The dollar fell on Wednesday, succumbing to a bout of profit-taking after hitting a two-week high the previous day, while European stocks also put a positive start to the week behind them to trade in the red.
Weak corporate earnings weighed on stocks, as Germany’s DAX .GDAXI snapped a four-day winning streak and the broader FTSEuroFirst 300 index of leading European shares .FTEU3 erased much of Tuesday’s rise, which was the biggest in three weeks.
U.S. futures pointed to a fall of around a third of one percent on Wall Street ESc1 SPc1.
“The growth outlook remains tepid at best and visibility is poor. Sentiment is now very fragile with the instinctive reflexive ‘buy on dips’ that has served investors well is now being supplanted by ‘sell the rally’,” said Mike Ingram, market strategist at BGC Partners in London.
“And that is precisely what we are seeing today.”
Financials were among the biggest losers in Europe, their 1.5 percent fall .SX7P led by a 10 percent plunge in Austrian bank Raiffeisen Bank International (RBIV.VI) after it said it will look into a possible merger with RZB.
Shares in outdoor advertising firm JC Decaux (JCDX.PA) slumped nearly 10 percent after it issued a weak second-quarter outlook, causing several investment banks to cut their ratings and price targets on the stock.
MSCI’s broadest index of Asia-Pacific shares outside Japan .MIAPJ0000PUS slipped 0.2 percent, resuming the recent downtrend.

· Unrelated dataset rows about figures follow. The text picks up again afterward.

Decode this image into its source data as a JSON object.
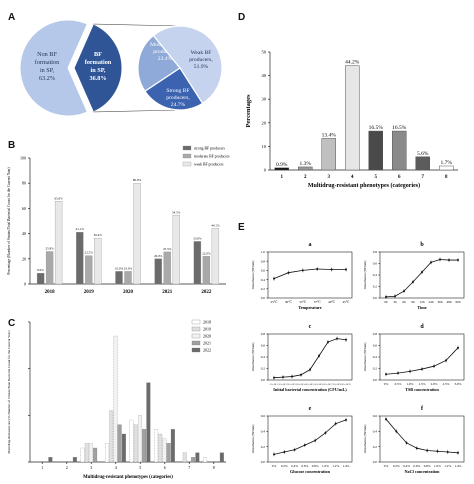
{
  "panels": {
    "a": "A",
    "b": "B",
    "c": "C",
    "d": "D",
    "e": "E"
  },
  "pie": {
    "left_label": [
      "Non BF",
      "formation",
      "in SP,",
      "63.2%"
    ],
    "center_label": [
      "BF",
      "formation",
      "in SP,",
      "36.8%"
    ],
    "right_slices": [
      {
        "lines": [
          "Moderate BF",
          "producers,",
          "23.4%"
        ],
        "color": "#8fa9d8"
      },
      {
        "lines": [
          "Weak BF",
          "producers,",
          "51.9%"
        ],
        "color": "#c5d3ee"
      },
      {
        "lines": [
          "Strong BF",
          "producers,",
          "24.7%"
        ],
        "color": "#3c63b0"
      }
    ],
    "colors": {
      "nonbf": "#b5c8ea",
      "bf": "#2f5597"
    }
  },
  "chart_data": [
    {
      "id": "B",
      "type": "bar",
      "categories": [
        "2018",
        "2019",
        "2020",
        "2021",
        "2022"
      ],
      "series": [
        {
          "name": "strong BF producers",
          "values": [
            8.6,
            41.1,
            10.0,
            20.0,
            33.8
          ],
          "labels": [
            "8.6%",
            "41.1%",
            "10.0%",
            "20.0%",
            "33.8%"
          ],
          "color": "#6b6b6b"
        },
        {
          "name": "moderate BF producers",
          "values": [
            25.8,
            22.5,
            10.0,
            25.5,
            22.0
          ],
          "labels": [
            "25.8%",
            "22.5%",
            "10.0%",
            "25.5%",
            "22.0%"
          ],
          "color": "#a9a9a9"
        },
        {
          "name": "weak BF producers",
          "values": [
            65.6,
            36.4,
            80.0,
            54.5,
            44.1
          ],
          "labels": [
            "65.6%",
            "36.4%",
            "80.0%",
            "54.5%",
            "44.1%"
          ],
          "color": "#e8e8e8"
        }
      ],
      "ylabel": "Percentage (Number of Strains/Total Bacterial Count for the Current Year)",
      "ylim": [
        0,
        100
      ]
    },
    {
      "id": "C",
      "type": "bar",
      "categories": [
        "1",
        "2",
        "3",
        "4",
        "5",
        "6",
        "7",
        "8"
      ],
      "series": [
        {
          "name": "2018",
          "values": [
            0,
            0,
            3,
            4,
            9,
            7,
            0,
            1
          ],
          "color": "#ffffff"
        },
        {
          "name": "2019",
          "values": [
            0,
            0,
            4,
            11,
            8,
            6,
            2,
            0
          ],
          "color": "#e0e0e0"
        },
        {
          "name": "2020",
          "values": [
            0,
            0,
            4,
            27,
            10,
            5,
            0,
            0
          ],
          "color": "#f2f2f2"
        },
        {
          "name": "2021",
          "values": [
            0,
            0,
            3,
            8,
            7,
            4,
            1,
            0
          ],
          "color": "#a0a0a0"
        },
        {
          "name": "2022",
          "values": [
            1,
            1,
            0,
            6,
            17,
            7,
            2,
            2
          ],
          "color": "#6a6a6a"
        }
      ],
      "xlabel": "Multidrug-resistant phenotypes (categories)",
      "ylabel": "Multidrug-Resistant rate (% Number of Strains/Total Bacterial Count for the Current Year)",
      "ylim": [
        0,
        30
      ]
    },
    {
      "id": "D",
      "type": "bar",
      "categories": [
        "1",
        "2",
        "3",
        "4",
        "5",
        "6",
        "7",
        "8"
      ],
      "values": [
        0.9,
        1.3,
        13.4,
        44.2,
        16.5,
        16.5,
        5.6,
        1.7
      ],
      "labels": [
        "0.9%",
        "1.3%",
        "13.4%",
        "44.2%",
        "16.5%",
        "16.5%",
        "5.6%",
        "1.7%"
      ],
      "colors": [
        "#111111",
        "#9a9a9a",
        "#c0c0c0",
        "#e6e6e6",
        "#4a4a4a",
        "#8a8a8a",
        "#5c5c5c",
        "#ffffff"
      ],
      "xlabel": "Multidrug-resistant phenotypes (categories)",
      "ylabel": "Percentages",
      "ylim": [
        0,
        50
      ]
    },
    {
      "id": "E-a",
      "type": "line",
      "title": "a",
      "x": [
        "25℃",
        "30℃",
        "35℃",
        "37℃",
        "40℃",
        "45℃"
      ],
      "y": [
        0.42,
        0.55,
        0.6,
        0.63,
        0.62,
        0.62
      ],
      "xlabel": "Temperature",
      "ylabel": "Absorbance (595nm)",
      "ylim": [
        0,
        1.0
      ],
      "ytick_labels": [
        "0.0",
        "0.2",
        "0.4",
        "0.6",
        "0.8",
        "1.0"
      ]
    },
    {
      "id": "E-b",
      "type": "line",
      "title": "b",
      "x": [
        "0h",
        "3h",
        "6h",
        "9h",
        "12h",
        "24h",
        "36h",
        "48h",
        "60h"
      ],
      "y": [
        0.02,
        0.03,
        0.12,
        0.28,
        0.45,
        0.62,
        0.67,
        0.66,
        0.66
      ],
      "xlabel": "Time",
      "ylabel": "Absorbance (595nm)",
      "ylim": [
        0,
        0.8
      ],
      "ytick_labels": [
        "0.0",
        "0.2",
        "0.4",
        "0.6",
        "0.8"
      ]
    },
    {
      "id": "E-c",
      "type": "line",
      "title": "c",
      "x": [
        "1.5×10^1",
        "1.5×10^2",
        "1.5×10^3",
        "1.5×10^4",
        "1.5×10^5",
        "1.5×10^6",
        "1.5×10^7",
        "1.5×10^8",
        "1.5×10^9"
      ],
      "y": [
        0.04,
        0.05,
        0.06,
        0.09,
        0.18,
        0.42,
        0.66,
        0.72,
        0.7
      ],
      "xlabel": "Initial bacterial concentration (CFU/mL)",
      "ylabel": "Absorbance (595nm)",
      "ylim": [
        0,
        0.8
      ],
      "ytick_labels": [
        "0.0",
        "0.2",
        "0.4",
        "0.6",
        "0.8"
      ]
    },
    {
      "id": "E-d",
      "type": "line",
      "title": "d",
      "x": [
        "0%",
        "0.5%",
        "1.0%",
        "1.5%",
        "2.0%",
        "2.5%",
        "3.0%"
      ],
      "y": [
        0.1,
        0.12,
        0.15,
        0.19,
        0.24,
        0.34,
        0.56
      ],
      "xlabel": "TSB concentration",
      "ylabel": "Absorbance (595nm)",
      "ylim": [
        0,
        0.8
      ],
      "ytick_labels": [
        "0.0",
        "0.2",
        "0.4",
        "0.6",
        "0.8"
      ]
    },
    {
      "id": "E-e",
      "type": "line",
      "title": "e",
      "x": [
        "0%",
        "0.2%",
        "0.4%",
        "0.6%",
        "0.8%",
        "1.0%",
        "1.2%",
        "1.4%"
      ],
      "y": [
        0.1,
        0.13,
        0.16,
        0.22,
        0.28,
        0.38,
        0.5,
        0.55
      ],
      "xlabel": "Glucose concentration",
      "ylabel": "Absorbance (595nm)",
      "ylim": [
        0,
        0.6
      ],
      "ytick_labels": [
        "0.0",
        "0.2",
        "0.4",
        "0.6"
      ]
    },
    {
      "id": "E-f",
      "type": "line",
      "title": "f",
      "x": [
        "0%",
        "0.2%",
        "0.4%",
        "0.6%",
        "0.8%",
        "1.0%",
        "1.2%",
        "1.4%"
      ],
      "y": [
        0.56,
        0.4,
        0.25,
        0.18,
        0.15,
        0.14,
        0.13,
        0.12
      ],
      "xlabel": "NaCl concentration",
      "ylabel": "Absorbance (595nm)",
      "ylim": [
        0,
        0.6
      ],
      "ytick_labels": [
        "0.0",
        "0.2",
        "0.4",
        "0.6"
      ]
    }
  ]
}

The index has risen only one day in the last three weeks and on Tuesday it hit an eight-week low.
Japanese shares ended flat, with the Nikkei .N225 relinquishing earlier gains as the rally in the yen gathered steam.
MSCI’s broad gauge of global stocks .MIWD00000PUS slipped back. On Tuesday it climbed nearly 1.1 percent, its best session in about a month, in large part driven by the S&P 500’s .SPX best day in two months, a 1.3 percent rise.
MARATHON, NOT A SPRINT
In currency markets, the dollar’s pullback was led by losses against the yen. The Japanese currency had risen to a two-week high earlier this week after a key economic adviser to Prime Minister Shinzo Abe on Tuesday told Reuters that Japan would intervene if the yen firmed to between 90-95 per dollar.

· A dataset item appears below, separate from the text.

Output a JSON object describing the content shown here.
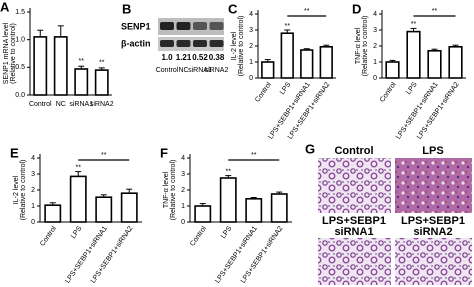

But dealers locked in profits on Wednesday, pushing the dollar down 0.7 percent to 108.50 yen JPY=. Last week the Japanese currency hit an 18-month high of 105.55 per dollar.
“The recent rise in dollar/yen might be seen as a victory for the Bank of Japan but, perhaps unfortunately, this looks more like a marathon than a sprint,” said Steve Barrow, head of G10 strategy at Standard Bank.

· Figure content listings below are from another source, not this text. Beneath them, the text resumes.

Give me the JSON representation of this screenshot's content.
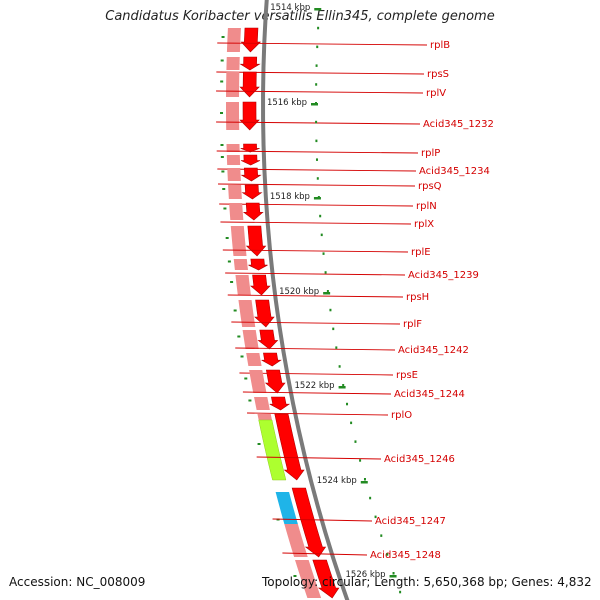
{
  "title": "Candidatus Koribacter versatilis Ellin345, complete genome",
  "accession": "Accession: NC_008009",
  "topology": "Topology: circular; Length: 5,650,368 bp; Genes: 4,832",
  "kbp_ticks": [
    "1514 kbp",
    "1516 kbp",
    "1518 kbp",
    "1520 kbp",
    "1522 kbp",
    "1524 kbp",
    "1526 kbp"
  ],
  "genes": [
    {
      "label": "rplB"
    },
    {
      "label": "rpsS"
    },
    {
      "label": "rplV"
    },
    {
      "label": "Acid345_1232"
    },
    {
      "label": "rplP"
    },
    {
      "label": "Acid345_1234"
    },
    {
      "label": "rpsQ"
    },
    {
      "label": "rplN"
    },
    {
      "label": "rplX"
    },
    {
      "label": "rplE"
    },
    {
      "label": "Acid345_1239"
    },
    {
      "label": "rpsH"
    },
    {
      "label": "rplF"
    },
    {
      "label": "Acid345_1242"
    },
    {
      "label": "rpsE"
    },
    {
      "label": "Acid345_1244"
    },
    {
      "label": "rplO"
    },
    {
      "label": "Acid345_1246"
    },
    {
      "label": "Acid345_1247"
    },
    {
      "label": "Acid345_1248"
    }
  ],
  "colors": {
    "gene_red": "#ff0000",
    "gene_pink": "#f08c8c",
    "highlight_green": "#adff2f",
    "highlight_blue": "#1fb4e8",
    "label_red": "#d40000",
    "tick_green": "#228b22",
    "backbone_gray": "#7a7a7a"
  }
}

The euro EUR= rose 0.2 percent on the day to $1.1390. Last week it traded at $1.16, its highest this year.
The dollar’s index against a basket of six major currencies .DXY was down a quarter of one percent at 94.070, easing back from Tuesday’s two-week high of 94.150.
Bonds remained well supported, indicating investors were wary about the prospects for riskier assets in the near term in an environment of sluggish global growth.
An auction of three-year U.S. notes on Tuesday was received well. Yields on 10-year debt US10YT=RR were at 1.75 percent, not far away from a 2016 low of 1.53 percent.
German government bonds also reflected the cautious undertone in global markets, with the 10-year yield EU10YT=RR down a basis point at just 0.11 percent.
Longer-dated yields on peripheral Spanish and Italian bonds, however, climbed to multi-month highs on Wednesday as Spain started the sale of a 50-year bond and investors anticipated Italy may soon do the same.
Spain’s benchmark 30-year bond yields rose 11 basis points to a two-month high of 2.86 percent ES30YT=TWEB and Italy’s rose 9 basis points to a three-month high of 2.78 percent IT30YT=TWEB.
In commodities, oil prices fell around 1 percent as traders cashed in on Tuesday’s rally of around 4 percent. Brent crude futures LCOc1 were down at $45.10 per barrel and U.S. crude futures CLc1 were at $44.20 per barrel.